- 1 Post By emsr2d2
Would you be kind enough to tell me whether the notion in bold in the following sentence is in common usage in your area or has an eccentric connotation?
“I’m good enough to borrow a plane from, but not good enough to be invited to the wedding?” complained one Clinton friend, who remembered the times he handed over his jet and his pilot to take Bill Clinton around the country but had not landed a coveted invitation to Chelsea Clinton’s nuptials.

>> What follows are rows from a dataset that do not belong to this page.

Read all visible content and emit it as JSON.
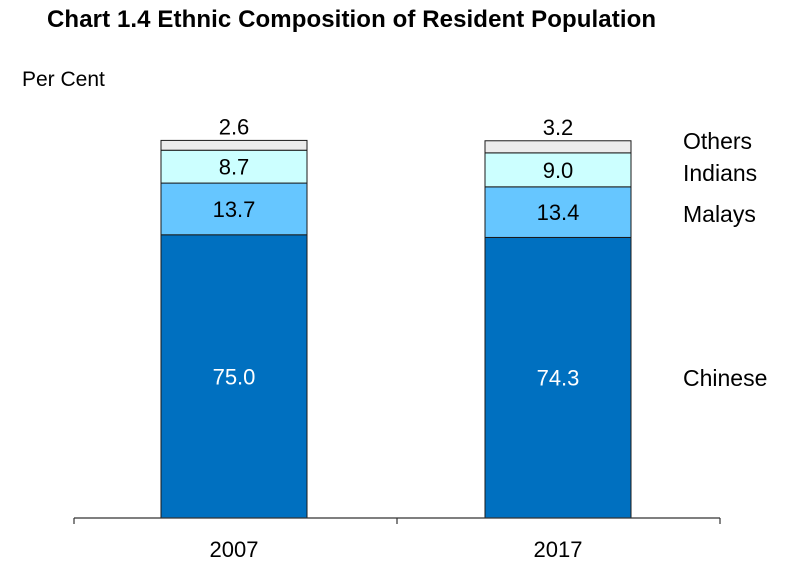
{
  "title": "Chart 1.4  Ethnic Composition of Resident Population",
  "ylabel": "Per Cent",
  "colors": {
    "Chinese": "#0070c0",
    "Malays": "#66c6ff",
    "Indians": "#ccffff",
    "Others": "#ececec",
    "outline": "#1a1a1a",
    "label_light": "#ffffff",
    "label_dark": "#000000"
  },
  "chart_data": {
    "type": "bar",
    "stacked": true,
    "categories": [
      "2007",
      "2017"
    ],
    "series": [
      {
        "name": "Chinese",
        "values": [
          75.0,
          74.3
        ]
      },
      {
        "name": "Malays",
        "values": [
          13.7,
          13.4
        ]
      },
      {
        "name": "Indians",
        "values": [
          8.7,
          9.0
        ]
      },
      {
        "name": "Others",
        "values": [
          2.6,
          3.2
        ]
      }
    ],
    "data_labels": [
      [
        "75.0",
        "13.7",
        "8.7",
        "2.6"
      ],
      [
        "74.3",
        "13.4",
        "9.0",
        "3.2"
      ]
    ],
    "title": "Chart 1.4  Ethnic Composition of Resident Population",
    "xlabel": "",
    "ylabel": "Per Cent",
    "ylim": [
      0,
      100
    ],
    "grid": false,
    "legend": "right"
  }
}
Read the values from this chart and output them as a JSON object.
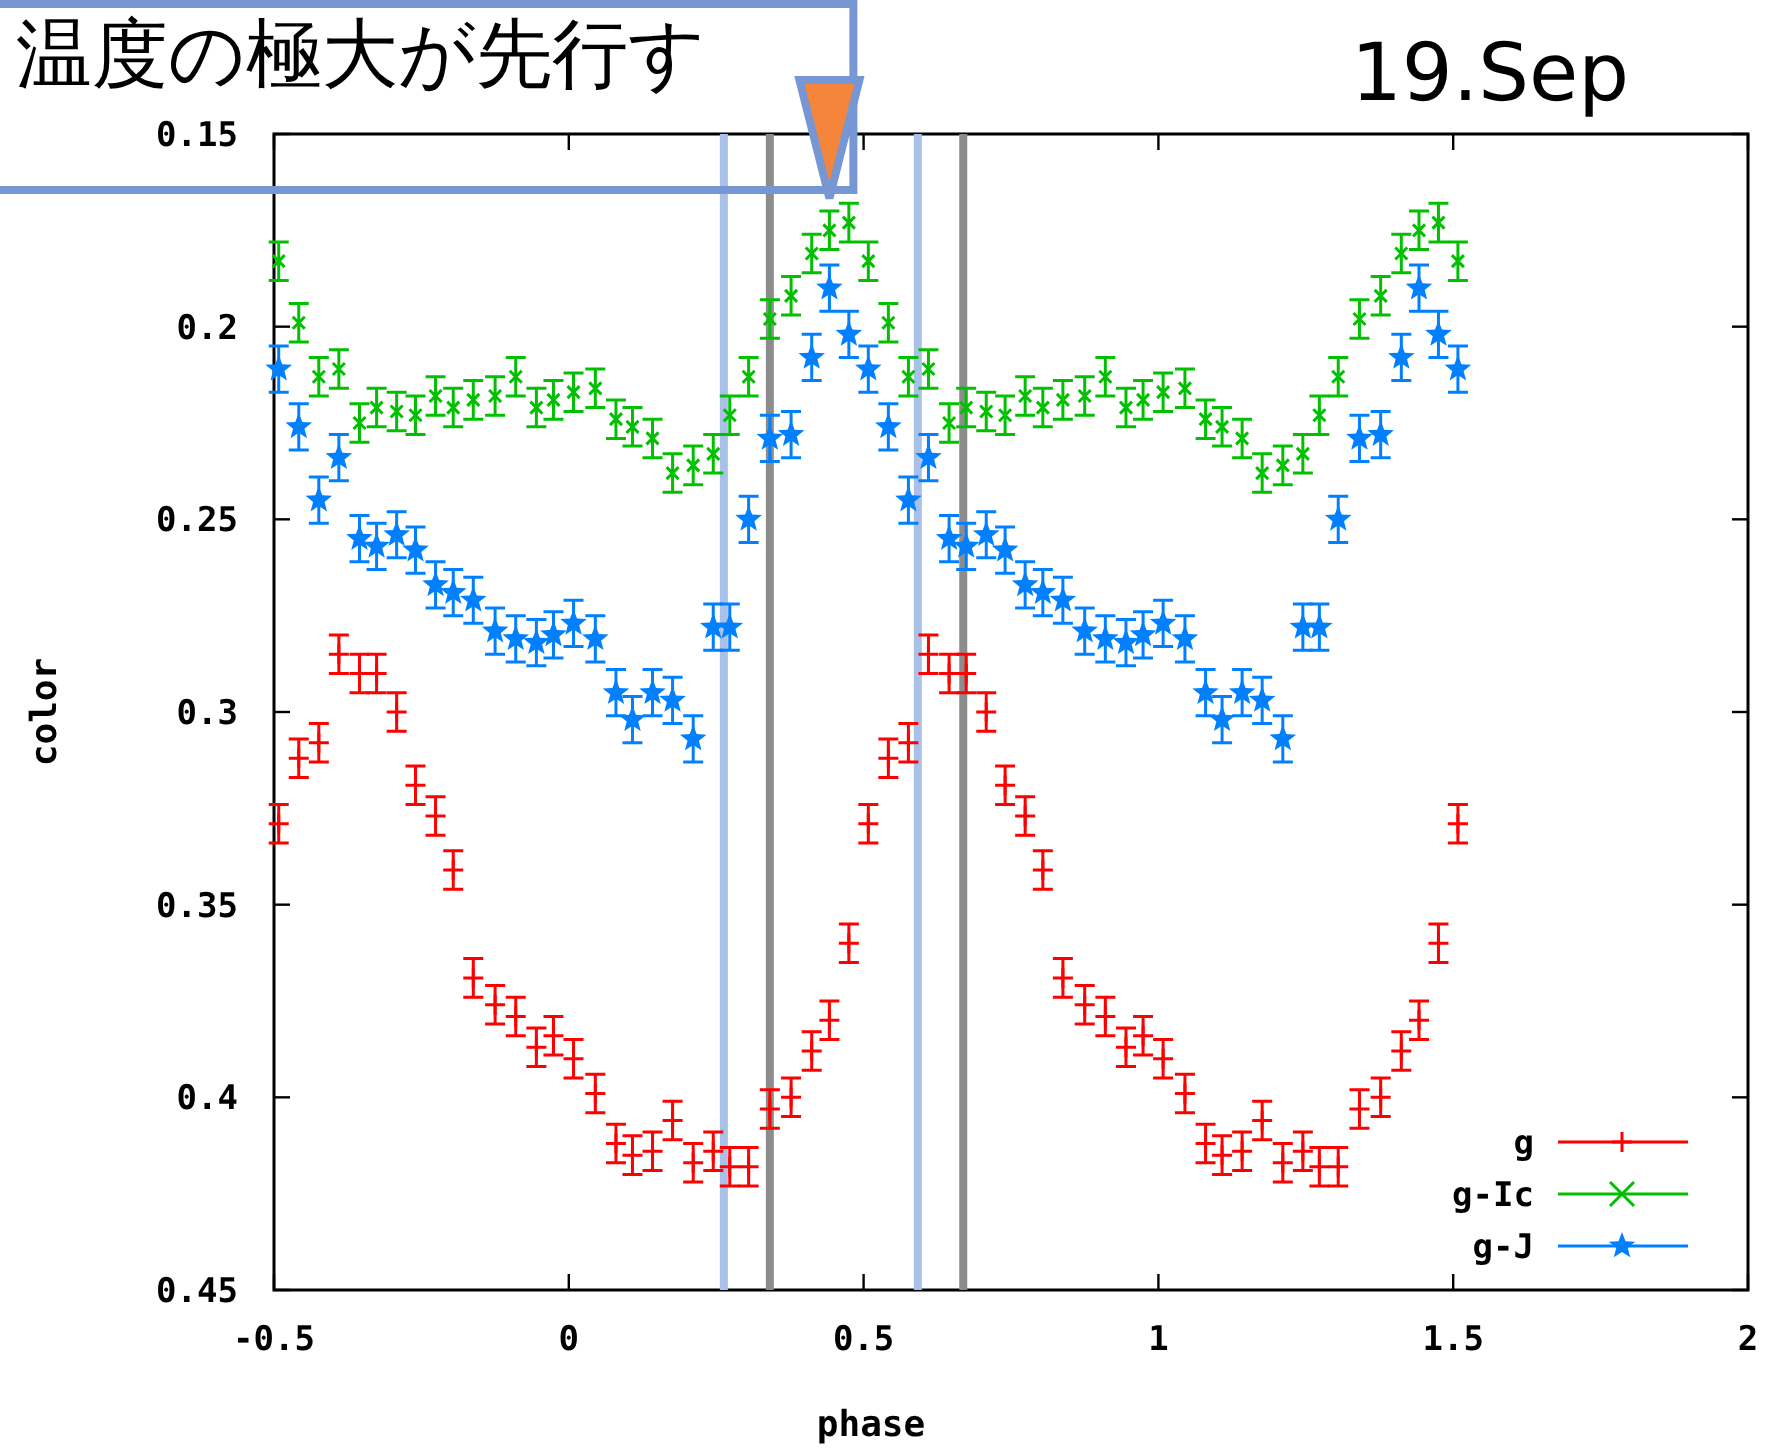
{
  "chart_data": {
    "type": "scatter",
    "xlabel": "phase",
    "ylabel": "color",
    "annotations": [
      "19.Sep",
      {
        "text": "温度の極大が先行す",
        "x": 0.442,
        "y": 0.175
      }
    ],
    "xlim": [
      -0.5,
      2
    ],
    "ylim": [
      0.45,
      0.15
    ],
    "xticks": [
      -0.5,
      0,
      0.5,
      1,
      1.5,
      2
    ],
    "yticks": [
      0.15,
      0.2,
      0.25,
      0.3,
      0.35,
      0.4,
      0.45
    ],
    "legend": "bottom right",
    "ref_lines": [
      {
        "axis": "x",
        "value": 0.263,
        "color": "#a9c0e8"
      },
      {
        "axis": "x",
        "value": 0.341,
        "color": "#8c8c8c"
      },
      {
        "axis": "x",
        "value": 0.592,
        "color": "#a9c0e8"
      },
      {
        "axis": "x",
        "value": 0.669,
        "color": "#8c8c8c"
      }
    ],
    "series": [
      {
        "name": "g",
        "color": "#ff0000",
        "marker": "cross",
        "x": [
          -0.492,
          -0.458,
          -0.424,
          -0.39,
          -0.355,
          -0.326,
          -0.292,
          -0.26,
          -0.226,
          -0.196,
          -0.162,
          -0.125,
          -0.09,
          -0.055,
          -0.026,
          0.008,
          0.045,
          0.08,
          0.108,
          0.142,
          0.176,
          0.211,
          0.245,
          0.273,
          0.305,
          0.341,
          0.377,
          0.412,
          0.442,
          0.475,
          0.508,
          0.542,
          0.576,
          0.61,
          0.645,
          0.674,
          0.708,
          0.74,
          0.774,
          0.804,
          0.838,
          0.875,
          0.91,
          0.945,
          0.974,
          1.008,
          1.045,
          1.08,
          1.108,
          1.142,
          1.176,
          1.211,
          1.245,
          1.273,
          1.305,
          1.341,
          1.377,
          1.412,
          1.442,
          1.475,
          1.508
        ],
        "values": [
          0.329,
          0.312,
          0.308,
          0.285,
          0.29,
          0.29,
          0.3,
          0.319,
          0.327,
          0.341,
          0.369,
          0.376,
          0.379,
          0.387,
          0.384,
          0.39,
          0.399,
          0.412,
          0.415,
          0.414,
          0.406,
          0.417,
          0.414,
          0.418,
          0.418,
          0.403,
          0.4,
          0.388,
          0.38,
          0.36,
          0.329,
          0.312,
          0.308,
          0.285,
          0.29,
          0.29,
          0.3,
          0.319,
          0.327,
          0.341,
          0.369,
          0.376,
          0.379,
          0.387,
          0.384,
          0.39,
          0.399,
          0.412,
          0.415,
          0.414,
          0.406,
          0.417,
          0.414,
          0.418,
          0.418,
          0.403,
          0.4,
          0.388,
          0.38,
          0.36,
          0.329
        ],
        "errors": [
          0.005,
          0.005,
          0.005,
          0.005,
          0.005,
          0.005,
          0.005,
          0.005,
          0.005,
          0.005,
          0.005,
          0.005,
          0.005,
          0.005,
          0.005,
          0.005,
          0.005,
          0.005,
          0.005,
          0.005,
          0.005,
          0.005,
          0.005,
          0.005,
          0.005,
          0.005,
          0.005,
          0.005,
          0.005,
          0.005,
          0.005,
          0.005,
          0.005,
          0.005,
          0.005,
          0.005,
          0.005,
          0.005,
          0.005,
          0.005,
          0.005,
          0.005,
          0.005,
          0.005,
          0.005,
          0.005,
          0.005,
          0.005,
          0.005,
          0.005,
          0.005,
          0.005,
          0.005,
          0.005,
          0.005,
          0.005,
          0.005,
          0.005,
          0.005,
          0.005,
          0.005
        ]
      },
      {
        "name": "g-Ic",
        "color": "#00c000",
        "x": [
          -0.492,
          -0.458,
          -0.424,
          -0.39,
          -0.355,
          -0.326,
          -0.292,
          -0.26,
          -0.226,
          -0.196,
          -0.162,
          -0.125,
          -0.09,
          -0.055,
          -0.026,
          0.008,
          0.045,
          0.08,
          0.108,
          0.142,
          0.176,
          0.211,
          0.245,
          0.273,
          0.305,
          0.341,
          0.377,
          0.412,
          0.442,
          0.475,
          0.508,
          0.542,
          0.576,
          0.61,
          0.645,
          0.674,
          0.708,
          0.74,
          0.774,
          0.804,
          0.838,
          0.875,
          0.91,
          0.945,
          0.974,
          1.008,
          1.045,
          1.08,
          1.108,
          1.142,
          1.176,
          1.211,
          1.245,
          1.273,
          1.305,
          1.341,
          1.377,
          1.412,
          1.442,
          1.475,
          1.508
        ],
        "values": [
          0.183,
          0.199,
          0.213,
          0.211,
          0.225,
          0.221,
          0.222,
          0.223,
          0.218,
          0.221,
          0.219,
          0.218,
          0.213,
          0.221,
          0.219,
          0.217,
          0.216,
          0.224,
          0.226,
          0.229,
          0.238,
          0.236,
          0.233,
          0.223,
          0.213,
          0.198,
          0.192,
          0.181,
          0.175,
          0.173,
          0.183,
          0.199,
          0.213,
          0.211,
          0.225,
          0.221,
          0.222,
          0.223,
          0.218,
          0.221,
          0.219,
          0.218,
          0.213,
          0.221,
          0.219,
          0.217,
          0.216,
          0.224,
          0.226,
          0.229,
          0.238,
          0.236,
          0.233,
          0.223,
          0.213,
          0.198,
          0.192,
          0.181,
          0.175,
          0.173,
          0.183
        ],
        "errors": [
          0.005,
          0.005,
          0.005,
          0.005,
          0.005,
          0.005,
          0.005,
          0.005,
          0.005,
          0.005,
          0.005,
          0.005,
          0.005,
          0.005,
          0.005,
          0.005,
          0.005,
          0.005,
          0.005,
          0.005,
          0.005,
          0.005,
          0.005,
          0.005,
          0.005,
          0.005,
          0.005,
          0.005,
          0.005,
          0.005,
          0.005,
          0.005,
          0.005,
          0.005,
          0.005,
          0.005,
          0.005,
          0.005,
          0.005,
          0.005,
          0.005,
          0.005,
          0.005,
          0.005,
          0.005,
          0.005,
          0.005,
          0.005,
          0.005,
          0.005,
          0.005,
          0.005,
          0.005,
          0.005,
          0.005,
          0.005,
          0.005,
          0.005,
          0.005,
          0.005,
          0.005
        ]
      },
      {
        "name": "g-J",
        "color": "#0080ff",
        "marker": "star",
        "x": [
          -0.492,
          -0.458,
          -0.424,
          -0.39,
          -0.355,
          -0.326,
          -0.292,
          -0.26,
          -0.226,
          -0.196,
          -0.162,
          -0.125,
          -0.09,
          -0.055,
          -0.026,
          0.008,
          0.045,
          0.08,
          0.108,
          0.142,
          0.176,
          0.211,
          0.245,
          0.273,
          0.305,
          0.341,
          0.377,
          0.412,
          0.442,
          0.475,
          0.508,
          0.542,
          0.576,
          0.61,
          0.645,
          0.674,
          0.708,
          0.74,
          0.774,
          0.804,
          0.838,
          0.875,
          0.91,
          0.945,
          0.974,
          1.008,
          1.045,
          1.08,
          1.108,
          1.142,
          1.176,
          1.211,
          1.245,
          1.273,
          1.305,
          1.341,
          1.377,
          1.412,
          1.442,
          1.475,
          1.508
        ],
        "values": [
          0.211,
          0.226,
          0.245,
          0.234,
          0.255,
          0.257,
          0.254,
          0.258,
          0.267,
          0.269,
          0.271,
          0.279,
          0.281,
          0.282,
          0.28,
          0.277,
          0.281,
          0.295,
          0.302,
          0.295,
          0.297,
          0.307,
          0.278,
          0.278,
          0.25,
          0.229,
          0.228,
          0.208,
          0.19,
          0.202,
          0.211,
          0.226,
          0.245,
          0.234,
          0.255,
          0.257,
          0.254,
          0.258,
          0.267,
          0.269,
          0.271,
          0.279,
          0.281,
          0.282,
          0.28,
          0.277,
          0.281,
          0.295,
          0.302,
          0.295,
          0.297,
          0.307,
          0.278,
          0.278,
          0.25,
          0.229,
          0.228,
          0.208,
          0.19,
          0.202,
          0.211
        ],
        "errors": [
          0.006,
          0.006,
          0.006,
          0.006,
          0.006,
          0.006,
          0.006,
          0.006,
          0.006,
          0.006,
          0.006,
          0.006,
          0.006,
          0.006,
          0.006,
          0.006,
          0.006,
          0.006,
          0.006,
          0.006,
          0.006,
          0.006,
          0.006,
          0.006,
          0.006,
          0.006,
          0.006,
          0.006,
          0.006,
          0.006,
          0.006,
          0.006,
          0.006,
          0.006,
          0.006,
          0.006,
          0.006,
          0.006,
          0.006,
          0.006,
          0.006,
          0.006,
          0.006,
          0.006,
          0.006,
          0.006,
          0.006,
          0.006,
          0.006,
          0.006,
          0.006,
          0.006,
          0.006,
          0.006,
          0.006,
          0.006,
          0.006,
          0.006,
          0.006,
          0.006,
          0.006
        ]
      }
    ]
  }
}
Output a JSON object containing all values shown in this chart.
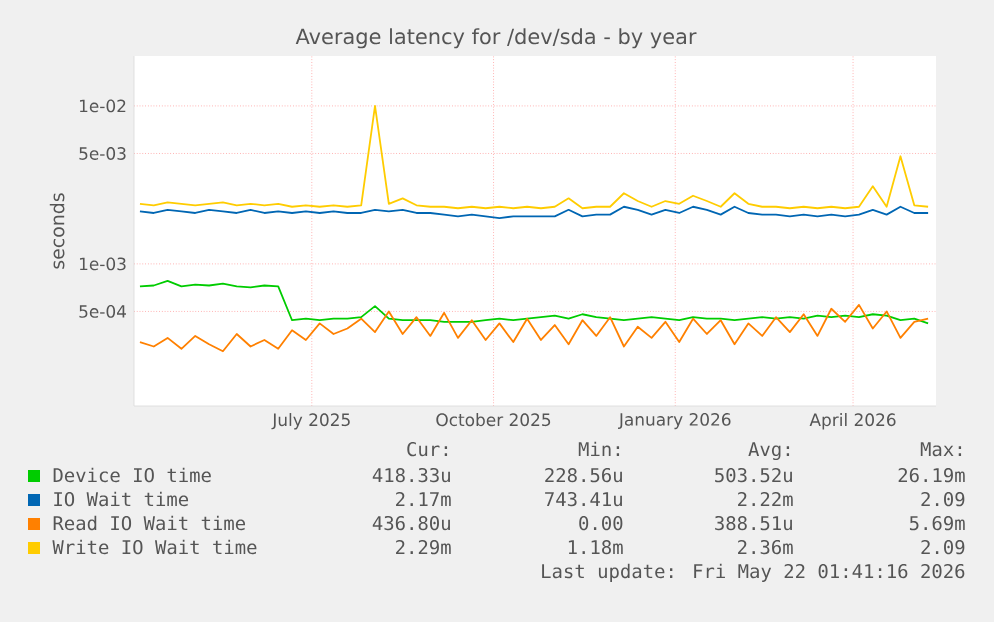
{
  "chart_data": {
    "type": "line",
    "title": "Average latency for /dev/sda - by year",
    "ylabel": "seconds",
    "log": true,
    "grid": true,
    "legend": "bottom",
    "ylim": [
      0.000126,
      0.0207
    ],
    "yticks": [
      {
        "value": 0.01,
        "label": "1e-02"
      },
      {
        "value": 0.005,
        "label": "5e-03"
      },
      {
        "value": 0.001,
        "label": "1e-03"
      },
      {
        "value": 0.0005,
        "label": "5e-04"
      }
    ],
    "xlim": [
      "2025-04-02",
      "2026-05-13"
    ],
    "xticks": [
      {
        "value": "2025-07-01",
        "label": "July 2025"
      },
      {
        "value": "2025-10-01",
        "label": "October 2025"
      },
      {
        "value": "2026-01-01",
        "label": "January 2026"
      },
      {
        "value": "2026-04-01",
        "label": "April 2026"
      }
    ],
    "x": [
      "2025-04-05",
      "2025-04-12",
      "2025-04-19",
      "2025-04-26",
      "2025-05-03",
      "2025-05-10",
      "2025-05-17",
      "2025-05-24",
      "2025-05-31",
      "2025-06-07",
      "2025-06-14",
      "2025-06-21",
      "2025-06-28",
      "2025-07-05",
      "2025-07-12",
      "2025-07-19",
      "2025-07-26",
      "2025-08-02",
      "2025-08-09",
      "2025-08-16",
      "2025-08-23",
      "2025-08-30",
      "2025-09-06",
      "2025-09-13",
      "2025-09-20",
      "2025-09-27",
      "2025-10-04",
      "2025-10-11",
      "2025-10-18",
      "2025-10-25",
      "2025-11-01",
      "2025-11-08",
      "2025-11-15",
      "2025-11-22",
      "2025-11-29",
      "2025-12-06",
      "2025-12-13",
      "2025-12-20",
      "2025-12-27",
      "2026-01-03",
      "2026-01-10",
      "2026-01-17",
      "2026-01-24",
      "2026-01-31",
      "2026-02-07",
      "2026-02-14",
      "2026-02-21",
      "2026-02-28",
      "2026-03-07",
      "2026-03-14",
      "2026-03-21",
      "2026-03-28",
      "2026-04-04",
      "2026-04-11",
      "2026-04-18",
      "2026-04-25",
      "2026-05-02",
      "2026-05-09"
    ],
    "series": [
      {
        "name": "Device IO time",
        "color": "#00cc00",
        "values": [
          0.00072,
          0.00073,
          0.00078,
          0.00072,
          0.00074,
          0.00073,
          0.00075,
          0.00072,
          0.00071,
          0.00073,
          0.00072,
          0.00044,
          0.00045,
          0.00044,
          0.00045,
          0.00045,
          0.00046,
          0.00054,
          0.00045,
          0.00044,
          0.00044,
          0.00044,
          0.00043,
          0.00043,
          0.00043,
          0.00044,
          0.00045,
          0.00044,
          0.00045,
          0.00046,
          0.00047,
          0.00045,
          0.00048,
          0.00046,
          0.00045,
          0.00044,
          0.00045,
          0.00046,
          0.00045,
          0.00044,
          0.00046,
          0.00045,
          0.00045,
          0.00044,
          0.00045,
          0.00046,
          0.00045,
          0.00046,
          0.00045,
          0.00047,
          0.00046,
          0.00047,
          0.00046,
          0.00048,
          0.00047,
          0.00044,
          0.00045,
          0.00042
        ]
      },
      {
        "name": "IO Wait time",
        "color": "#0066b3",
        "values": [
          0.00215,
          0.0021,
          0.0022,
          0.00215,
          0.0021,
          0.0022,
          0.00215,
          0.0021,
          0.0022,
          0.0021,
          0.00215,
          0.0021,
          0.00215,
          0.0021,
          0.00215,
          0.0021,
          0.0021,
          0.0022,
          0.00215,
          0.0022,
          0.0021,
          0.0021,
          0.00205,
          0.002,
          0.00205,
          0.002,
          0.00195,
          0.002,
          0.002,
          0.002,
          0.002,
          0.0022,
          0.002,
          0.00205,
          0.00205,
          0.0023,
          0.0022,
          0.00205,
          0.0022,
          0.0021,
          0.0023,
          0.0022,
          0.00205,
          0.0023,
          0.0021,
          0.00205,
          0.00205,
          0.002,
          0.00205,
          0.002,
          0.00205,
          0.002,
          0.00205,
          0.0022,
          0.00205,
          0.0023,
          0.0021,
          0.0021
        ]
      },
      {
        "name": "Read IO Wait time",
        "color": "#ff8000",
        "values": [
          0.00032,
          0.0003,
          0.00034,
          0.00029,
          0.00035,
          0.00031,
          0.00028,
          0.00036,
          0.0003,
          0.00033,
          0.00029,
          0.00038,
          0.00033,
          0.00042,
          0.00036,
          0.00039,
          0.00045,
          0.00037,
          0.0005,
          0.00036,
          0.00046,
          0.00035,
          0.00049,
          0.00034,
          0.00044,
          0.00033,
          0.00042,
          0.00032,
          0.00045,
          0.00033,
          0.00041,
          0.00031,
          0.00044,
          0.00035,
          0.00046,
          0.0003,
          0.0004,
          0.00034,
          0.00043,
          0.00032,
          0.00045,
          0.00036,
          0.00044,
          0.00031,
          0.00042,
          0.00035,
          0.00046,
          0.00037,
          0.00048,
          0.00035,
          0.00052,
          0.00043,
          0.00055,
          0.00039,
          0.0005,
          0.00034,
          0.00043,
          0.00045
        ]
      },
      {
        "name": "Write IO Wait time",
        "color": "#ffcc00",
        "values": [
          0.0024,
          0.00235,
          0.00245,
          0.0024,
          0.00235,
          0.0024,
          0.00245,
          0.00235,
          0.0024,
          0.00235,
          0.0024,
          0.0023,
          0.00235,
          0.0023,
          0.00235,
          0.0023,
          0.00235,
          0.01,
          0.0024,
          0.0026,
          0.00235,
          0.0023,
          0.0023,
          0.00225,
          0.0023,
          0.00225,
          0.0023,
          0.00225,
          0.0023,
          0.00225,
          0.0023,
          0.0026,
          0.00225,
          0.0023,
          0.0023,
          0.0028,
          0.0025,
          0.0023,
          0.0025,
          0.0024,
          0.0027,
          0.0025,
          0.0023,
          0.0028,
          0.0024,
          0.0023,
          0.0023,
          0.00225,
          0.0023,
          0.00225,
          0.0023,
          0.00225,
          0.0023,
          0.0031,
          0.0023,
          0.0048,
          0.00235,
          0.0023
        ]
      }
    ],
    "annotations": [
      "Cur:",
      "Min:",
      "Avg:",
      "Max:",
      "418.33u",
      "228.56u",
      "503.52u",
      "26.19m",
      "2.17m",
      "743.41u",
      "2.22m",
      "2.09",
      "436.80u",
      "0.00",
      "388.51u",
      "5.69m",
      "2.29m",
      "1.18m",
      "2.36m",
      "2.09",
      "Last update: Fri May 22 01:41:16 2026"
    ]
  }
}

nuptials = the social event at which the ceremony of marriage is performed
Thanks for your efforts.
Yes, although it doesn't have to be a "social event". "The couple are looking forward to their impending nuptials" = "...their impending marriage".
Originally Posted by vil
Chambers Dictionary (which I tend to use in preference to online dictionaries) gives:
nuptial (adj) - of or relating to marriage
(noun) - marriage; wedding ceremony
Here are a few additional expressions connected with the notion in question:
tie the nuptial knot figurative meaning
post-nuptial excursion to Paris
a post-nuptial settlement on a wife
A post-nuptial agreement is a written contract executed after a couple gets married, or have entered a civil union, to settle the couple's affairs and assets in the event of a separation or divorce.
A prenuptial agreement, after-nuptial agreement, or premarital agreement, commonly abbreviated to prenup or prenupt, is a contract entered into prior to marriage or civil union by the people intending to marry.
nuptial = marriage, wedding - usually used in plural
to officiate at nuptials
perform the nuptials
Last edited by vil; 24-Jul-2010 at 15:42.